2 Needham called on the radio and asked how long ago the incident had occurred. Byrne spoke to D.M. again, who told him the incident had happened five to ten minutes earlier. Officer Needham then asked whether one of the men was wearing a white T-shirt under a black T-shirt. D.M. said the man wore a white T-shirt under a black hoodie. Officer Needham testified he stopped at an intersection on the afternoon of May 25, 2011, when he saw Bassett walking with two other men. Needham watched the men for five to ten seconds, and then sent a radio transmission to Officer Byrne, one the officers who was with D.M. Needham had Byrne ask D.M. if one of the men was heavy- set with dreadlocks, wearing a black T-shirt with a long white T-shirt underneath it. After a pause, Byrne radioed back and said the descriptions matched. At some point, D.M. was asked to identify three individuals. The police took him to identify the people they had picked up. Before D.M. was taken from the corner store to identify any suspects, the police had him read and sign a San Francisco Police Department Cold Show Admonition and Report form. The form stated that he might or might not see the culprits, that he should not assume that the people he would see were the ones who committed the crime, and that he did not have to identify anyone. A police officer read the form to D.M. aloud. He was asked whether he understood what it meant, and he said he did. The officers then drove D.M. to view three people. D.M. did not remember hearing radio conversations between officers while they drove. He identified two of the people as the men who robbed him. He testified that his identification of the two people who robbed him was based on his own personal recollection of the incident.

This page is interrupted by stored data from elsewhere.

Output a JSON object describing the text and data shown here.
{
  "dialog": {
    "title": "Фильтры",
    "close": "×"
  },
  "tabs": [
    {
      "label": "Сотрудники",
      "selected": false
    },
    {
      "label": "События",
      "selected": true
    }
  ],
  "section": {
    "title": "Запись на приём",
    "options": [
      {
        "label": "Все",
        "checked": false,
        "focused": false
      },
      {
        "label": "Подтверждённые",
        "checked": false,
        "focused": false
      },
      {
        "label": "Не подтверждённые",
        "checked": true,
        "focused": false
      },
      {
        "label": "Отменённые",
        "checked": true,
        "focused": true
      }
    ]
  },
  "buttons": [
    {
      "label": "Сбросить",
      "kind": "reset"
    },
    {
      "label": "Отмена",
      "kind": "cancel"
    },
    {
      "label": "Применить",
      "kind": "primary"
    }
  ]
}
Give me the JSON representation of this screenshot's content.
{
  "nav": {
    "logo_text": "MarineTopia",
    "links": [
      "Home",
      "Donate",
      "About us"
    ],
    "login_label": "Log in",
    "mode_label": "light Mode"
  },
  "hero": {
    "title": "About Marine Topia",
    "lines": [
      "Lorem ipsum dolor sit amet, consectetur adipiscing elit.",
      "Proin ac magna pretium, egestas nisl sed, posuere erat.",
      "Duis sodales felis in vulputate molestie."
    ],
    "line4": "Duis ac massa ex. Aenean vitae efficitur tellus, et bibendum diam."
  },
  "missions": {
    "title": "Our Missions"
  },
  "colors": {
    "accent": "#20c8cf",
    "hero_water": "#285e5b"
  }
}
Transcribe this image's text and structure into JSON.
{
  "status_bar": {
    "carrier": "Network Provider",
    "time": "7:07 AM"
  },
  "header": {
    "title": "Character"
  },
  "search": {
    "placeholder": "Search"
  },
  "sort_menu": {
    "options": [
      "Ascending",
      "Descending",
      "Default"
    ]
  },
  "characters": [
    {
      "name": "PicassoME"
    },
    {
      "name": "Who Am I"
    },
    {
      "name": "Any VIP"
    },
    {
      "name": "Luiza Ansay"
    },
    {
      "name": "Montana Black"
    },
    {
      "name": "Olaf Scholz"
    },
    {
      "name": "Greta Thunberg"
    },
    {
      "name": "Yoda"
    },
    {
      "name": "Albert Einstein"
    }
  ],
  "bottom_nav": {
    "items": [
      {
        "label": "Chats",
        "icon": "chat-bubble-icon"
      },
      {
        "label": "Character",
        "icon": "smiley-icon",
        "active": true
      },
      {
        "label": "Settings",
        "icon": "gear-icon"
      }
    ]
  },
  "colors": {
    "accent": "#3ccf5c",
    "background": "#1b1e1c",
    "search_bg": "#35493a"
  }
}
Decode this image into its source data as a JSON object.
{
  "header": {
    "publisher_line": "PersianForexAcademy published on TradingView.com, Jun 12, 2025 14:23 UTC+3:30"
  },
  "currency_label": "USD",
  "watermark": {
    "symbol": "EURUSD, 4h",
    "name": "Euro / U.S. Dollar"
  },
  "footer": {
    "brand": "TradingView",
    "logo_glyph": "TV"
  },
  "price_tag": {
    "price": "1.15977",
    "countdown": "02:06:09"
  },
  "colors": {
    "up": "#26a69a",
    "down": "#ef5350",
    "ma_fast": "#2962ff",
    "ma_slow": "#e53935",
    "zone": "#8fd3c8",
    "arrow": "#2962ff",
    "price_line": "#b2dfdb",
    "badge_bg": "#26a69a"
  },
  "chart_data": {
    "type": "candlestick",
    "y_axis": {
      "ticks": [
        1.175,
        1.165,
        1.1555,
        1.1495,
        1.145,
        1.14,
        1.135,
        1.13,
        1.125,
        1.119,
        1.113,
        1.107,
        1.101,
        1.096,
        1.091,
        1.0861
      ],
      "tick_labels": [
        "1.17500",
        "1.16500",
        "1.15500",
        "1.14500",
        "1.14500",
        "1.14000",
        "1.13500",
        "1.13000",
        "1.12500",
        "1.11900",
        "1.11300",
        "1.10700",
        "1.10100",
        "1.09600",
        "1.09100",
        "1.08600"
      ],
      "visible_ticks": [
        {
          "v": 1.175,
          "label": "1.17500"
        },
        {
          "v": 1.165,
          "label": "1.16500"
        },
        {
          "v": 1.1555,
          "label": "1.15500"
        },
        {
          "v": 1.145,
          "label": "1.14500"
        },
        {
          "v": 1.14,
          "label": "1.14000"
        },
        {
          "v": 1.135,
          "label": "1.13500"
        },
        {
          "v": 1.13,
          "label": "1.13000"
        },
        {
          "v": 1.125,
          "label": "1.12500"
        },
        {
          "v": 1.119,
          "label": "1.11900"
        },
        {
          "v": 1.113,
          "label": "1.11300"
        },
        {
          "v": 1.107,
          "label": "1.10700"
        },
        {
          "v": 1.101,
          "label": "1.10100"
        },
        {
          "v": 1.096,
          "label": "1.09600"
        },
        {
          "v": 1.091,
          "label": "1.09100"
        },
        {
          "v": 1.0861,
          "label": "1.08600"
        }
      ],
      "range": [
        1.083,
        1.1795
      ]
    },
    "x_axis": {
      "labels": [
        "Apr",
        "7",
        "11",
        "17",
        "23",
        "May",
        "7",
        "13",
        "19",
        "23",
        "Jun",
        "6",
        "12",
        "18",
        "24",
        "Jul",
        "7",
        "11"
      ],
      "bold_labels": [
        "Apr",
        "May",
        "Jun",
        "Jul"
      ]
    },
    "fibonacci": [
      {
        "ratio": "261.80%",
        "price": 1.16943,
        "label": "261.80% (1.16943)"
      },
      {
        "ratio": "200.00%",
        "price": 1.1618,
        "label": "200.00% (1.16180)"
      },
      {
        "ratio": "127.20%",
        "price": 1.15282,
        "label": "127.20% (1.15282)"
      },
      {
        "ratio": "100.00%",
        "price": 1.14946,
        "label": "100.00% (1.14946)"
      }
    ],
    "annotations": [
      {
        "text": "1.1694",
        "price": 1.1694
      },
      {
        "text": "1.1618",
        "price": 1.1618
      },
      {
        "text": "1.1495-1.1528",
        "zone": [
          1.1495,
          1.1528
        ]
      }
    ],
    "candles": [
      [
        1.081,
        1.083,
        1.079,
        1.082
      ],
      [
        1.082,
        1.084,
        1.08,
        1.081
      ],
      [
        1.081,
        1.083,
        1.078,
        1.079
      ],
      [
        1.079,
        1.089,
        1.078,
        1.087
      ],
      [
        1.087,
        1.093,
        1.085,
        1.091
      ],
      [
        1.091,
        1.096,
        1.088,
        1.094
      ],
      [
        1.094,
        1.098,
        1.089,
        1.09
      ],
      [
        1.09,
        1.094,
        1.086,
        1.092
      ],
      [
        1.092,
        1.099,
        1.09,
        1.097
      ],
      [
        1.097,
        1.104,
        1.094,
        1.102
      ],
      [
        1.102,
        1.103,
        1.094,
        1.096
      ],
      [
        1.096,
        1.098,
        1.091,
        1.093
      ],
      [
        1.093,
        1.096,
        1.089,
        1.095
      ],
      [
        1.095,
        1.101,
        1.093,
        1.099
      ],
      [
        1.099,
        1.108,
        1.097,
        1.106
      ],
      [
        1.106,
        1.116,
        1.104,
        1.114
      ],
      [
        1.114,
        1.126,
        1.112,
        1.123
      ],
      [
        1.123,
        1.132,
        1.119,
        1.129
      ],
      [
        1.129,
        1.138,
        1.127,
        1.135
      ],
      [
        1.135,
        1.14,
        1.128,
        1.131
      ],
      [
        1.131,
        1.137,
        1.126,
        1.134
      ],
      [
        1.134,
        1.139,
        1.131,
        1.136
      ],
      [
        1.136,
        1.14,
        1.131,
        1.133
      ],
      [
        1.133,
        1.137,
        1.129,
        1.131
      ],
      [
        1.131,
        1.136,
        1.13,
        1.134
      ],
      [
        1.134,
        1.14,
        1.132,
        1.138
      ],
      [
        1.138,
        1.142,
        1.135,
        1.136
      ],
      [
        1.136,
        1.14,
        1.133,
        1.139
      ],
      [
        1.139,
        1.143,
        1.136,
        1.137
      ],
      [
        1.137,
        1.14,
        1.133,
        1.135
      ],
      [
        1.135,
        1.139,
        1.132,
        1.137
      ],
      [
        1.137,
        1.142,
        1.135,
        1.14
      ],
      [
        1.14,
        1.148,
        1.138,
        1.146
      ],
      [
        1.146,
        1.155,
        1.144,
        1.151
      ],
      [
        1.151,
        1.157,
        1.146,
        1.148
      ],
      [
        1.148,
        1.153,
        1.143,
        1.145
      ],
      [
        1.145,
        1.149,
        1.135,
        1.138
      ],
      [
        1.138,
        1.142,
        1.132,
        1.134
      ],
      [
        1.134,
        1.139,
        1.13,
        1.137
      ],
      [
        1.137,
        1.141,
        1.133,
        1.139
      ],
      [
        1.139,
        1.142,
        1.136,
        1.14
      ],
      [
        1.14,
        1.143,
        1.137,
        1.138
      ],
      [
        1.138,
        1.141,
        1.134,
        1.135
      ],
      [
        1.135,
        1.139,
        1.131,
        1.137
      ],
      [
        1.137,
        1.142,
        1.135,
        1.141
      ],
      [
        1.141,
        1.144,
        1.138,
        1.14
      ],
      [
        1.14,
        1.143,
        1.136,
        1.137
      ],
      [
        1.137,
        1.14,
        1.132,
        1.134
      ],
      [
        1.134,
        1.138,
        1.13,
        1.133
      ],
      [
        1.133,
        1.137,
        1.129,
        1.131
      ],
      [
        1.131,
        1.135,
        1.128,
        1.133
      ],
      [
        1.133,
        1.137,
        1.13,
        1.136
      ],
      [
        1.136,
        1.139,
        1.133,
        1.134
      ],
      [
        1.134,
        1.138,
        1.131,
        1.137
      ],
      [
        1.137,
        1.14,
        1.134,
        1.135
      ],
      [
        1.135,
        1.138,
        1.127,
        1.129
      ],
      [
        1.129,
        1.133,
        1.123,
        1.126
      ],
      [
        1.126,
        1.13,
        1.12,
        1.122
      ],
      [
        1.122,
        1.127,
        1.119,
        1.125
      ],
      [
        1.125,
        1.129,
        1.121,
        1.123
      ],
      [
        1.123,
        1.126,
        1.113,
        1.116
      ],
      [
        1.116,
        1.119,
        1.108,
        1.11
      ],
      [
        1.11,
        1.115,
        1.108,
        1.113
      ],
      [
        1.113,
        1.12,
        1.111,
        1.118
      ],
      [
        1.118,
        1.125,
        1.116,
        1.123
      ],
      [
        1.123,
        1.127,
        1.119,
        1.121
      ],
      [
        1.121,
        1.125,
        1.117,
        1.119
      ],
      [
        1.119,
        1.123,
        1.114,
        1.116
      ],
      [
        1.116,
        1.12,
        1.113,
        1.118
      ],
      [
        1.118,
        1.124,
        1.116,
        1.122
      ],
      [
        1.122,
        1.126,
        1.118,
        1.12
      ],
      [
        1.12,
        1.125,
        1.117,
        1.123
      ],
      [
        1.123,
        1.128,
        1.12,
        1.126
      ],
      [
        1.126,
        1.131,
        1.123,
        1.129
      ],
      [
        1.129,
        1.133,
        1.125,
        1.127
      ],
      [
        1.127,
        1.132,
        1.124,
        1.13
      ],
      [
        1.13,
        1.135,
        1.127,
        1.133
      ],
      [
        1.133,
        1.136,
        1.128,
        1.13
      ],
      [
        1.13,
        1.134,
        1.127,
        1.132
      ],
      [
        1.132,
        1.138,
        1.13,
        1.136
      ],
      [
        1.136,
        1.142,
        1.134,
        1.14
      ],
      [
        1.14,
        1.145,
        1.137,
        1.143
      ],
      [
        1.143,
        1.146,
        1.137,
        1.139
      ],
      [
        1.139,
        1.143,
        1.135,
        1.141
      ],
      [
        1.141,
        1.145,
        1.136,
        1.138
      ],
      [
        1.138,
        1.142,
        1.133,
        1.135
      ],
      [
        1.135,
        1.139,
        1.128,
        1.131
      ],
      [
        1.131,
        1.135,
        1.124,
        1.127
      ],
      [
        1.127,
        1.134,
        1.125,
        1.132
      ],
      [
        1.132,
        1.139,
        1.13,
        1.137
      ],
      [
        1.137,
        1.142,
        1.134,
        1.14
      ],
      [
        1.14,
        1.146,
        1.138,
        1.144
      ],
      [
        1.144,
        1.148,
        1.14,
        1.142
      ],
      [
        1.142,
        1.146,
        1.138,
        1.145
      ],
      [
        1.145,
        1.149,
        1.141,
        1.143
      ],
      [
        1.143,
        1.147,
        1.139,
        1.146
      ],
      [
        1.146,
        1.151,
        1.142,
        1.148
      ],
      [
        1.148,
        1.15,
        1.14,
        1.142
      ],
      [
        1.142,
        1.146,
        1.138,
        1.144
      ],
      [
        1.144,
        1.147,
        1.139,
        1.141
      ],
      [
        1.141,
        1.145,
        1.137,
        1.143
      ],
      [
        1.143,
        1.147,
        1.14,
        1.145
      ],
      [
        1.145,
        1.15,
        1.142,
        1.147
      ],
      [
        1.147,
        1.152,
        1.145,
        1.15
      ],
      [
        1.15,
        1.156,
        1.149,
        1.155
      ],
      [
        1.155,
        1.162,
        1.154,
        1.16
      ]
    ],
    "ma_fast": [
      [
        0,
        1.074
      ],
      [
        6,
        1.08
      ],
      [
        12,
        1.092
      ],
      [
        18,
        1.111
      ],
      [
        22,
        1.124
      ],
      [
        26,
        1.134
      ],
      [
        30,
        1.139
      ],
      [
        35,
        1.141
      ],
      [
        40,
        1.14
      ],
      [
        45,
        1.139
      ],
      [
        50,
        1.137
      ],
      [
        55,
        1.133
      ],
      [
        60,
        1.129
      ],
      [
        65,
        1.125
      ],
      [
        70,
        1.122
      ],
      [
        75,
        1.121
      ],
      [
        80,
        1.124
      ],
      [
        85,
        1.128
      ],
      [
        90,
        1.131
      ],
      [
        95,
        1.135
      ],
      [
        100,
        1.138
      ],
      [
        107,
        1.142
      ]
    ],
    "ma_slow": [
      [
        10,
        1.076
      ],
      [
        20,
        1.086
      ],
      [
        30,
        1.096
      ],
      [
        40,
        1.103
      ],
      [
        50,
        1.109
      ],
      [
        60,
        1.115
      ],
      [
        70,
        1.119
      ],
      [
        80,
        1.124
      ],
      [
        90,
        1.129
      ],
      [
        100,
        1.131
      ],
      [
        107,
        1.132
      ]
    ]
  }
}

After he made the identifications, D.M. was taken to the police station where he had a further conversation with the police officers. There, he was told the police had apprehended two of the three men who robbed him, and that a third man, whom D.M. had been unable to identify, had left. When the testimony at the hearing on the motion in limine concluded, the court heard argument from counsel. Defense counsel pointed out that D.M. could not describe the robbers when he spoke with 911. She contended that while D.M. was in the police

3 car, Officer Needham called on the radio with a “description that did not comport with the original description given by [D.M.],” in that it did not mention a white T-shirt. D.M. was asked whether one of the robbers wore a long white T-shirt and a black T-shirt, and he answered yes. D.M. then identified Bassett, who was wearing clothes that, counsel argued, he had heard described over a police radio. Defense counsel asserted that the cold show identification procedure was suggestive and should be excluded because D.M. was “fed” the description of the robber by the police before he was asked to identify him. She argued the procedure was suggestive because “[w]e have one individual with dreadlocks . . . who is being shown by a police officer after having been described by another police officer to this young, frightened child, who says he’s never had anything . . . like this happen to him before.” Counsel concluded by saying that allowing D.M. to make an in-court identification when he had no recollection of what the defendant looked like would “make[] a mockery of justice.” The prosecutor argued the defense had failed to show there was a substantial likelihood of misidentification because the police admonished D.M. before the field identification that he did not have to identify anyone, and that the people he was going to see might or might not be the perpetrators. The prosecutor disputed the argument that D.M.